Setup using Terraform in GCP

Deploying an e6data Workspace in GCP using Terraform

Please ensure to sign up for an e6data account before creating workspaces.

Once logged into the e6data platform, it’s time to configure an e6data workspace in GCP. We keep it simple - all you need is an existing GCP account with the prerequisites listed below:

Prerequisites

Create the e6data Workspace

  1. Login to the e6data Console

  2. Navigate to Workspaces in the left-side navigation bar or click Create Workspace

  3. Select GCP as the Cloud Provider.

  4. Proceed to the next section to deploy the Workspace.

Installing the e6data Workspace

Using a Terraform script, the e6data Workspace will be deployed inside a GKE Cluster. The subsequent sections will provide instructions to create the two Terraform files required for the deployment:

If a GKE cluster is not available, please follow these instructions to create one.

If Terraform is not installed, please follow these instructions.

Download e6data Terraform Scripts

Please download/clone the e6x-labs/terraform repo from Github.

Download e6data Workspace Deployment Terraform scripts from Github

Configure provider.tf

The google provider blocks are used to configure the credentials you use to authenticate with GCP, as well as the default project and location of your resources.

Extract the scripts downloaded in the previous step and navigate to the ./scripts/gcp/terraform folder.

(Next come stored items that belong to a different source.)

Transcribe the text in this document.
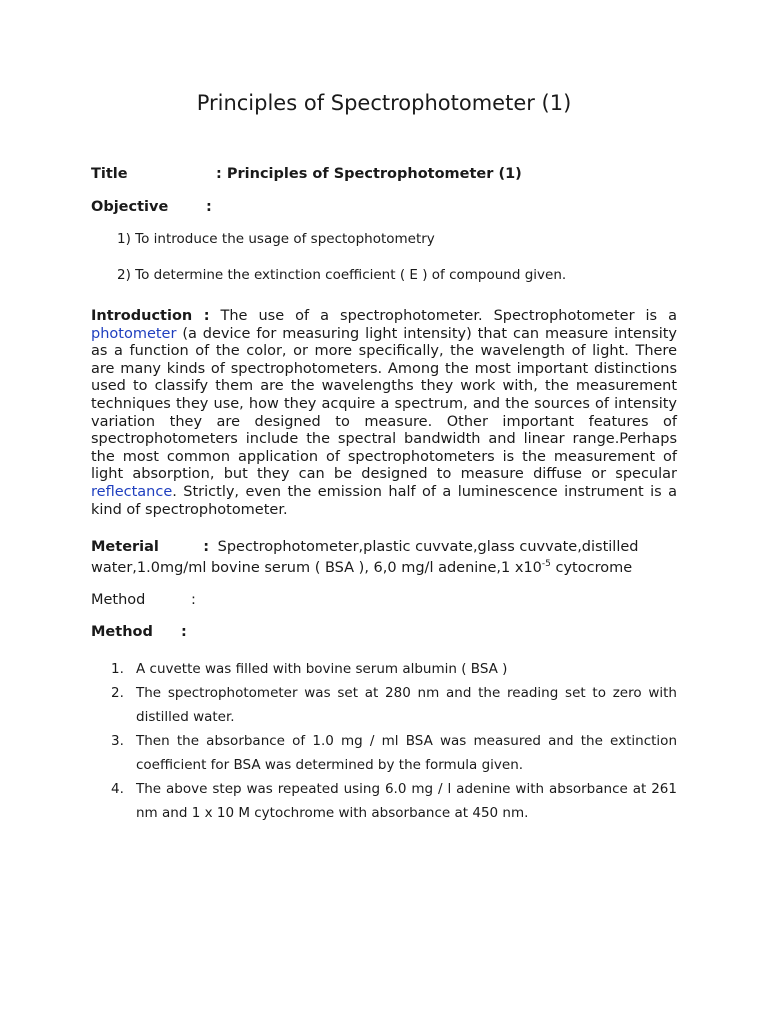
Principles of Spectrophotometer (1)
Title	: Principles of Spectrophotometer (1)
Objective	:
1) To introduce the usage of spectophotometry
2) To determine the extinction coefficient ( E ) of compound given.
Introduction : The use of a spectrophotometer. Spectrophotometer is a photometer (a device for measuring light intensity) that can measure intensity as a function of the color, or more specifically, the wavelength of light. There are many kinds of spectrophotometers. Among the most important distinctions used to classify them are the wavelengths they work with, the measurement techniques they use, how they acquire a spectrum, and the sources of intensity variation they are designed to measure. Other important features of spectrophotometers include the spectral bandwidth and linear range.Perhaps the most common application of spectrophotometers is the measurement of light absorption, but they can be designed to measure diffuse or specular reflectance. Strictly, even the emission half of a luminescence instrument is a kind of spectrophotometer.
Meterial	: Spectrophotometer,plastic cuvvate,glass cuvvate,distilled water,1.0mg/ml bovine serum ( BSA ), 6,0 mg/l adenine,1 $x10^{-5}$ cytocrome
Method	:
Method :
1. A cuvette was filled with bovine serum albumin ( BSA )
2. The spectrophotometer was set at 280 nm and the reading set to zero with distilled water.
3. Then the absorbance of 1.0 mg / ml BSA was measured and the extinction coefficient for BSA was determined by the formula given.
4. The above step was repeated using 6.0 mg / l adenine with absorbance at 261 nm and 1 x 10 M cytochrome with absorbance at 450 nm.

Edit the provider.tf file according to your requirements. Please refer to the official Terraform documentation to find instructions to use the authentication method most appropriate to your environment.

Sample provider.tf
provider.tf (sample)
terraform {
  required_providers {
    google = {
      source = "hashicorp/google"
      version = "4.72.0"
    }
  }
}

provider "google" {
    project = var.gcp_project_id
    region = var.gcp_region
    credentials = "{{GOOGLE_CLOUD_KEYFILE_JSON}}"
    #access_token = "{{ gcp_access_token }}"

  backend "gcs" {
    bucket  = "<bucket_name_to_store_the_tfstate_file>"
    prefix  = "terraform/state"
  }
}

Specifying Google Cloud Storage (GCS) Bucket for Terraform State file

To specify a Google Cloud Storage (GCS) bucket for storing the Terraform state when using Google Cloud Platform (GCP) as the provider, you can add the following configuration to the Terraform script:

When using the Google Cloud provider and configuring the backend to use a GCS bucket for storing the Terraform state. Replace the <bucket_name_to_store_the_tfstate_file> with the desired GCS bucket name that you want to use.

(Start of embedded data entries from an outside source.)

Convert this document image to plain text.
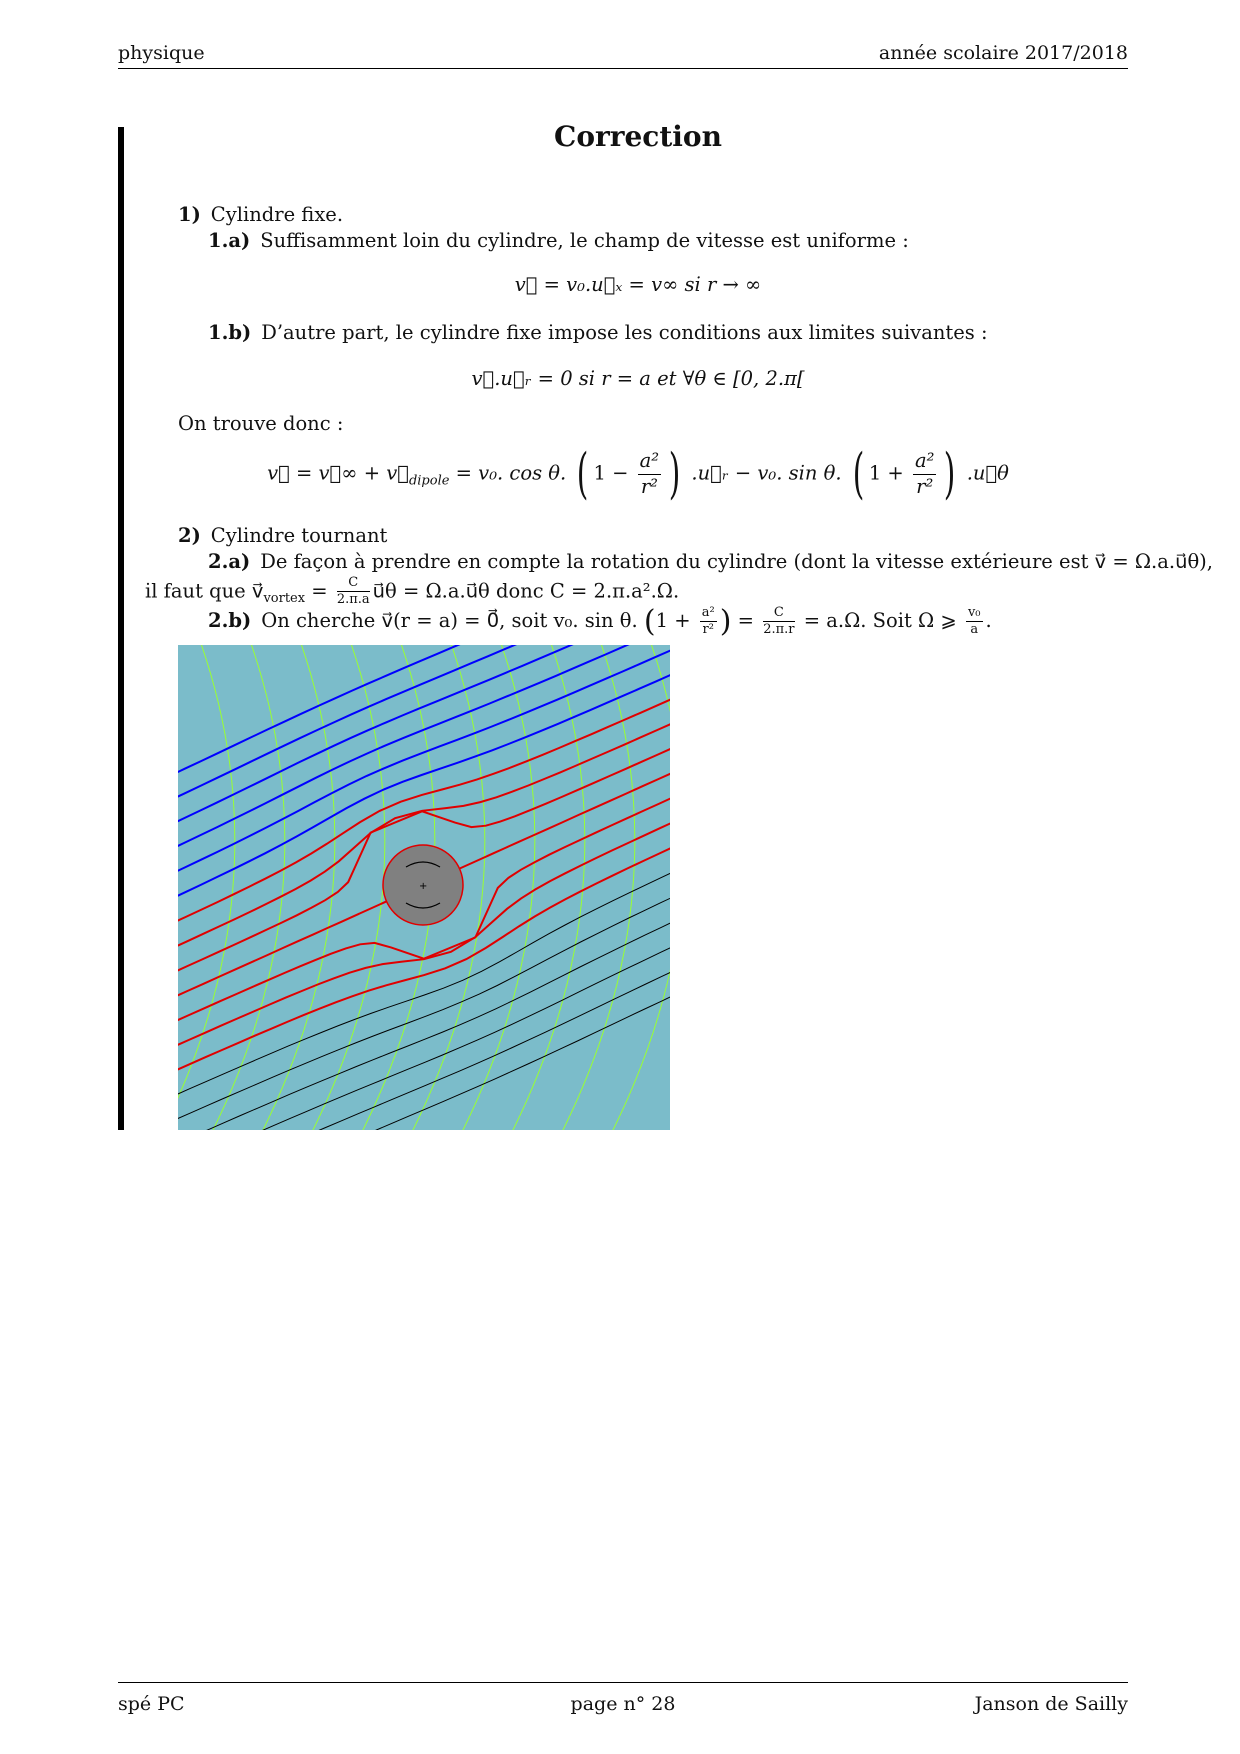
physique	année scolaire 2017/2018
Correction
1) Cylindre fixe.
1.a) Suffisamment loin du cylindre, le champ de vitesse est uniforme :
v⃗ = v₀.u⃗ₓ = v∞ si r → ∞
1.b) D’autre part, le cylindre fixe impose les conditions aux limites suivantes :
v⃗.u⃗ᵣ = 0 si r = a et ∀θ ∈ [0, 2.π[
On trouve donc :
v⃗ = v⃗∞ + $v⃗_{dipole} = v_0$. cos θ. ( $1 - \frac{\text{a²}}{\text{r²}}$ ) .u⃗ᵣ − v₀. sin θ. ( $1 + \frac{\text{a²}}{\text{r²}}$ ) .u⃗θ
2) Cylindre tournant
2.a) De façon à prendre en compte la rotation du cylindre (dont la vitesse extérieure est v⃗ = Ω.a.u⃗θ),
il faut que $v⃗_{vortex} = \frac{C}{2.\pi.a}$ u⃗θ = Ω.a.u⃗θ donc C = 2.π.a².Ω.
2.b) On cherche v⃗(r = a) = 0⃗, soit v₀. sin θ. ($1 + \frac{\text{a²}}{\text{r²}}$ ) = $\frac{C}{2.\pi.r} = a.\Omega$. Soit Ω ⩾ $\frac{\text{v₀}}{a}$ .
+
spé PC	page n° 28	Janson de Sailly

Additionally, the prefix parameter allows you to specify a directory or path within the bucket where the Terraform state file will be stored. Adjust the prefix value according to your requirements.

  • Make sure that the credentials used by Terraform have the necessary permissions to read from and write to the specified GCS bucket.

  • For more information and to explore additional backend options, you can refer to the Terraform Backend Configuration documentation.

Configuration Variables in terraform.tfvars File

The terraform.tfvars file contains the following variables that need to be configured before executing the Terraform script.

Edit the following variables in theterraform.tfvars file according to your needs:

Sample terraform.tfvars
terraform.tfvars (sample)
# GCP Variables
gcp_region                          = "us-central1"                          # The region where the e6data resources will be created
gcp_project_id                      = "<project_ID>"                          # The ID of the GCP project

# e6data Workspace Variables
workspace_name                      = "workspace"                             # The name of the e6data workspace
# Note: The variable workspace_name should meet the following criteria:
# a) Only lowercase alphanumeric characters are accepted.
# b) Must have a minimum of 3 characters.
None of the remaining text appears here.